Oncologists from Massachusetts General Hospital (Boston, USA) and their colleagues report that they have discovered an increased level of expression of the WNT2 oncogene in freely circulating cells (FCCs) taken from both mice suffering from pancreatic cancer and people with the same sad diagnosis.
The researchers used a specially designed microfluidic chip to sort out the FCCs from blood samples from GM mice programmed to develop the desired type of cancer. They then compared the genes expressed in the cancer cells circulating freely in the bloodstream with those in the mother tumor. The goal was to identify possible differences in the gene pool that allow malignant cells to enter the bloodstream. The result: several genes were found to be expressed in much higher concentrations by the FCCs.
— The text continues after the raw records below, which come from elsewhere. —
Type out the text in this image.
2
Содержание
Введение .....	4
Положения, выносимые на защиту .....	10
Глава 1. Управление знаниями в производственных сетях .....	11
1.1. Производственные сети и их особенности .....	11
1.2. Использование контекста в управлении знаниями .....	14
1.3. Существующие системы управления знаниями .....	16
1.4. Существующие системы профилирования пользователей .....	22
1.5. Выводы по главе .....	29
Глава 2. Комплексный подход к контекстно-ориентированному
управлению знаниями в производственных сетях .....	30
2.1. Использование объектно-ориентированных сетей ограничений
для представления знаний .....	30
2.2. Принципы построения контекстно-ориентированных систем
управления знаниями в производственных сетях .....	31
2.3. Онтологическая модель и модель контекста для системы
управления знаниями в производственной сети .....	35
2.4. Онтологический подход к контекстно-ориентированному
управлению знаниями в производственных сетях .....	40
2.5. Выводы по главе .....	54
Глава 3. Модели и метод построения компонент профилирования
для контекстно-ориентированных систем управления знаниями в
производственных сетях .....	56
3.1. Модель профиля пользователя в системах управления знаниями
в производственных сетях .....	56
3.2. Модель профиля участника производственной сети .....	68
Among this group of genes, oncologists were particularly interested in WNT2, one of the participants in the signaling pathway that triggers both embryogenesis and cancer. The SCCs, as well as cancer metastases, demonstrated a very high level of WNT2 expression, while this gene was practically not detected in the primary tumor cells (apparently, the exception was precisely those cells that were ready to set sail on a free voyage, joining the orderly ranks of the SCCs). Of course, additional research will be required, but even now we can say with a high degree of certainty that it is WNT2 that allows tumor cells (no, not to bud) to avoid anoikis, one of the mechanisms of the human body by which all foreign cells are removed from the bloodstream. It is clear that when SCCs remain in the blood, their chances of forming metastases increase dramatically.
But the discovery would have remained up in the air, leaving plenty of room for doubt and alternative interpretations, had scientists not identified and tested a substance that blocks WNT2 and thereby inhibits the ability of the CCK to survive in the bloodstream.
Although most of the work was done in mouse models, the researchers found that the same survival mechanism is used by freely circulating pancreatic tumor cells in humans.